Many European merchants are grappling with unanswered questions regarding PSD2 Strong Customer Authentication (SCA) compliance, even with the regulation’s implementation nearly a month away. Online retailers are unsure which version of 3D Secure (3DS) they are supposed to use or how to authenticate consumers who do not have mobile phones, given that 2FA is now a requirement.
Peter Robinson, payments advisor for European retail, wholesale and international trade association EuroCommerce, noted that these concerns are putting more pressure on card acquirers — the main party responsible for making sure merchants are ready for and informed about SCA and its incoming authentication and online transaction restrictions. The association includes retail members all across Europe, including Carrefour, Coop and Amazon.
Robinson stated that large merchants focused on SCA’s exceptions when the European Banking Authority (EBA) first outlined the rule.
“With the deadline fast approaching, merchants are largely dependent on their card acquirers to inform them, liaise with them and help them achieve compliance to whatever the requirements are,” he said.
This merchant-acquirer relationship is only going to become more important for online retailers that want to remain competitive in post-SCA Europe. eTailers need to be as prepared for SCA as possible as authentication and payment regulations change next month.
EBA Holds Firm on Deadline While Many Merchants Remain Unaware
SCA’s potential impacts on merchants are only just now coming to light, though discussions continue regarding how the rule will impact real-world scenarios. Merchants that are noncompliant may find themselves unable to clear simple transactions: Card issuers could decline them due to improper verification, for example. This and other problems are pushing retailers to ask more questions.
Robinson believes that SCA confusion has lessened since it was first conceived, when merchants were flagging questions for acquirers that turned to networks like Mastercard and Visa. The card networks then fired those questions off to regulatory bodies like the EBA for clarification. These concerns resulted in lobbying campaigns on the part of all the stakeholders involved in the payments chain.
“Retailers were excluded from PSD2 completely,” he said. “Their views weren’t taken into account. Merchants were still waiting for answers from card acquirers as to what they needed to do.”
Some retailers improved their authentication processes with the implementation of 3DS, but Robinson noted that many were unaware that they needed 3DS 2.2, which was still under development, to benefit from all SCA exemptions. This resulted in some merchants delaying testing until all questions were answered.
A significant portion of European eTailers and their customers remain unaware of SCA or what they need to do to meet compliance — a critical piece of the regulatory puzzle that needs to be addressed. This group may see all their transactions declined if nothing changes when SCA is put into full effect.
“The banks [and] the card schemes were awaiting answers to [their questions] so they could deploy [fixes, which] they only wanted to do once in order to avoid multiple deployments which would just add further cost and complexity,” Robinson said.

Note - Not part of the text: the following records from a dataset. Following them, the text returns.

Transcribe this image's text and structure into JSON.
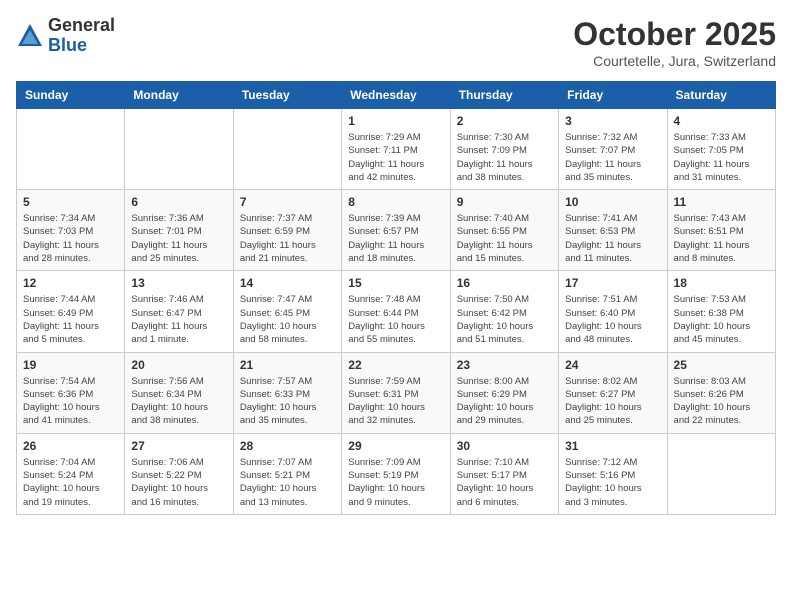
{
  "logo": {
    "general": "General",
    "blue": "Blue"
  },
  "header": {
    "month": "October 2025",
    "location": "Courtetelle, Jura, Switzerland"
  },
  "days_of_week": [
    "Sunday",
    "Monday",
    "Tuesday",
    "Wednesday",
    "Thursday",
    "Friday",
    "Saturday"
  ],
  "weeks": [
    [
      {
        "day": "",
        "info": ""
      },
      {
        "day": "",
        "info": ""
      },
      {
        "day": "",
        "info": ""
      },
      {
        "day": "1",
        "info": "Sunrise: 7:29 AM\nSunset: 7:11 PM\nDaylight: 11 hours\nand 42 minutes."
      },
      {
        "day": "2",
        "info": "Sunrise: 7:30 AM\nSunset: 7:09 PM\nDaylight: 11 hours\nand 38 minutes."
      },
      {
        "day": "3",
        "info": "Sunrise: 7:32 AM\nSunset: 7:07 PM\nDaylight: 11 hours\nand 35 minutes."
      },
      {
        "day": "4",
        "info": "Sunrise: 7:33 AM\nSunset: 7:05 PM\nDaylight: 11 hours\nand 31 minutes."
      }
    ],
    [
      {
        "day": "5",
        "info": "Sunrise: 7:34 AM\nSunset: 7:03 PM\nDaylight: 11 hours\nand 28 minutes."
      },
      {
        "day": "6",
        "info": "Sunrise: 7:36 AM\nSunset: 7:01 PM\nDaylight: 11 hours\nand 25 minutes."
      },
      {
        "day": "7",
        "info": "Sunrise: 7:37 AM\nSunset: 6:59 PM\nDaylight: 11 hours\nand 21 minutes."
      },
      {
        "day": "8",
        "info": "Sunrise: 7:39 AM\nSunset: 6:57 PM\nDaylight: 11 hours\nand 18 minutes."
      },
      {
        "day": "9",
        "info": "Sunrise: 7:40 AM\nSunset: 6:55 PM\nDaylight: 11 hours\nand 15 minutes."
      },
      {
        "day": "10",
        "info": "Sunrise: 7:41 AM\nSunset: 6:53 PM\nDaylight: 11 hours\nand 11 minutes."
      },
      {
        "day": "11",
        "info": "Sunrise: 7:43 AM\nSunset: 6:51 PM\nDaylight: 11 hours\nand 8 minutes."
      }
    ],
    [
      {
        "day": "12",
        "info": "Sunrise: 7:44 AM\nSunset: 6:49 PM\nDaylight: 11 hours\nand 5 minutes."
      },
      {
        "day": "13",
        "info": "Sunrise: 7:46 AM\nSunset: 6:47 PM\nDaylight: 11 hours\nand 1 minute."
      },
      {
        "day": "14",
        "info": "Sunrise: 7:47 AM\nSunset: 6:45 PM\nDaylight: 10 hours\nand 58 minutes."
      },
      {
        "day": "15",
        "info": "Sunrise: 7:48 AM\nSunset: 6:44 PM\nDaylight: 10 hours\nand 55 minutes."
      },
      {
        "day": "16",
        "info": "Sunrise: 7:50 AM\nSunset: 6:42 PM\nDaylight: 10 hours\nand 51 minutes."
      },
      {
        "day": "17",
        "info": "Sunrise: 7:51 AM\nSunset: 6:40 PM\nDaylight: 10 hours\nand 48 minutes."
      },
      {
        "day": "18",
        "info": "Sunrise: 7:53 AM\nSunset: 6:38 PM\nDaylight: 10 hours\nand 45 minutes."
      }
    ],
    [
      {
        "day": "19",
        "info": "Sunrise: 7:54 AM\nSunset: 6:36 PM\nDaylight: 10 hours\nand 41 minutes."
      },
      {
        "day": "20",
        "info": "Sunrise: 7:56 AM\nSunset: 6:34 PM\nDaylight: 10 hours\nand 38 minutes."
      },
      {
        "day": "21",
        "info": "Sunrise: 7:57 AM\nSunset: 6:33 PM\nDaylight: 10 hours\nand 35 minutes."
      },
      {
        "day": "22",
        "info": "Sunrise: 7:59 AM\nSunset: 6:31 PM\nDaylight: 10 hours\nand 32 minutes."
      },
      {
        "day": "23",
        "info": "Sunrise: 8:00 AM\nSunset: 6:29 PM\nDaylight: 10 hours\nand 29 minutes."
      },
      {
        "day": "24",
        "info": "Sunrise: 8:02 AM\nSunset: 6:27 PM\nDaylight: 10 hours\nand 25 minutes."
      },
      {
        "day": "25",
        "info": "Sunrise: 8:03 AM\nSunset: 6:26 PM\nDaylight: 10 hours\nand 22 minutes."
      }
    ],
    [
      {
        "day": "26",
        "info": "Sunrise: 7:04 AM\nSunset: 5:24 PM\nDaylight: 10 hours\nand 19 minutes."
      },
      {
        "day": "27",
        "info": "Sunrise: 7:06 AM\nSunset: 5:22 PM\nDaylight: 10 hours\nand 16 minutes."
      },
      {
        "day": "28",
        "info": "Sunrise: 7:07 AM\nSunset: 5:21 PM\nDaylight: 10 hours\nand 13 minutes."
      },
      {
        "day": "29",
        "info": "Sunrise: 7:09 AM\nSunset: 5:19 PM\nDaylight: 10 hours\nand 9 minutes."
      },
      {
        "day": "30",
        "info": "Sunrise: 7:10 AM\nSunset: 5:17 PM\nDaylight: 10 hours\nand 6 minutes."
      },
      {
        "day": "31",
        "info": "Sunrise: 7:12 AM\nSunset: 5:16 PM\nDaylight: 10 hours\nand 3 minutes."
      },
      {
        "day": "",
        "info": ""
      }
    ]
  ]
}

The EBA has agreed to provide a limited amount of time to let issuers become compliant with SCA.
“Reading into that now, while the September 14 [deadline] still stands for payment services providers to comply with the requirements of SCA, some flexibility is now being shown,” he explained. “So, the pressure is on issuers not to reject a transaction simply because it doesn’t have the appropriate SCA flags on it.”
This means each European state is now responsible for creating its own SCA compliance road map, he added.
Additional Merchant Challenges
Such a path may grant merchants and their end customers more time to catch up on compliance, but it also opens up some new challenges.
“What you don’t want is a fragmented approach to compliance with some member states declaring readiness and enforcing compliance when other member states aren’t,” Robinson said. “If that were to happen, you’d wind up with customer confusion. … So, we really want to try and get all member states aligned and agreeing to a date by which everyone will be ready. That’s where we’re focusing our attention now.”
Making sure each country is matching its SCA requirements with the rest of the EU’s member states will be the next major challenge to getting SCA up and running, he noted. Many retailers will, unfortunately, remain locked in the same kind of regulatory limbo experienced with PSD2 as these requirements continue to form.